Spesa, dazi, clima e la parte oltranzista dei democratici (ancora) pro-Trump non impegneranno il “dream team” Biden-Harris quanto la sfida per domare il gigante Cina, al “commercio” è stata perciò destinata l’italo-americana Gina Raimondo che già conosce bene la concorrenza cinese anche se su questa spinosa “mission” servirà la supervisione del capo dello staff presidenziale Ron Klain, sia perché è il “preferito” dei candidati democratici quanto perché uomo di fiducia di Obama che lo scelse alla guida dell’emergenza “Ebola” assieme a Antony Fauci; per il resto (per così dire) normale amministrazione, dalle minacce militari e cybersecurity di parte russa alla ripartenza degli accordi internazionali firmati da Obama (e altre Nazioni) sull’uso dell’uranio arricchito da parte dell’Iran degli ayatollah.
Discorso a parte sul gruppetto degli “irriducibili” che non si sono congratulati col neo presidente americano, la parte del leone la fanno il presidente cinese Xi Jinping che Biden definì come un “delinquente”, e Putin visto sempre (e da sempre) come il principale problema alla sicurezza nazionale americana, infine (a margine) a “non gradire” sono lo sloveno Janez Jansa quanto il messicano Obrador e naturalmente il presidente brasiliano Bolsonaro, soprannominato “il Trump dei tropici”, contrario alla politica ambientale dei democratici Usa perché a difesa della foresta amazzonica (brasiliana), ancora non pervenuto e in religioso silenzio il coreano Kim Jong Un.
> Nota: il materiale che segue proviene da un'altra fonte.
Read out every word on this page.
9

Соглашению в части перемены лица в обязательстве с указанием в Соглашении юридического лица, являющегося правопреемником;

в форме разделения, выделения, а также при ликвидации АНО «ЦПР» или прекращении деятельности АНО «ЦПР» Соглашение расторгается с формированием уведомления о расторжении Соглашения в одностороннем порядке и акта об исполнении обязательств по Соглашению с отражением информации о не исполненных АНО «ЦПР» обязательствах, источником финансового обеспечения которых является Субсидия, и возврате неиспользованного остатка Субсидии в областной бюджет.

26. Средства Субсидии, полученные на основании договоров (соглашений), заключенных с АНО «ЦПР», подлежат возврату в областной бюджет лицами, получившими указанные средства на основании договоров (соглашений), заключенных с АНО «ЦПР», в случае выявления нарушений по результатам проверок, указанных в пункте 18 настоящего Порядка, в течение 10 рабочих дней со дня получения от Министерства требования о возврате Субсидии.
Tanti sono gli statunitensi che “sperano e sognano” nel 2021 di Joe Biden, soprattutto perché ha già vissuto guai simili nell’esperienza di 12 anni fa come “vice” di Obama alle prese con un altro momento finanziario terribile, dovuto alla recessione seguita al crollo della Lehmann, e da ciò la “speranza di sognare” (tutta americana) per vincere i guai da Covid-19 che fanno morire la gente e stanno dissanguando le finanze di Stati e città.
E’ proprio grazie a “speranze e sogni” di gran parte dell’elettorato Usa che Biden ha conquistato la Casa Bianca con il più ampio voto popolare di sempre e (forse) anche grazie al “vice” scelto, Kamala Harris; prima donna in questo ruolo nella storia americana che, vestita di bianco (colore simbolo delle suffragette) e prima di lui sul palco dei festeggiamenti, ha commentato a caldo la vittoria democratica citando John Lewis paladino dei diritti civili invitando come in un presagio, infuocando il cuore dei supporter presenti, a non dare per scontata la democrazia americana: “… che è forte quanto forte è la volontà di combattere per essa …”.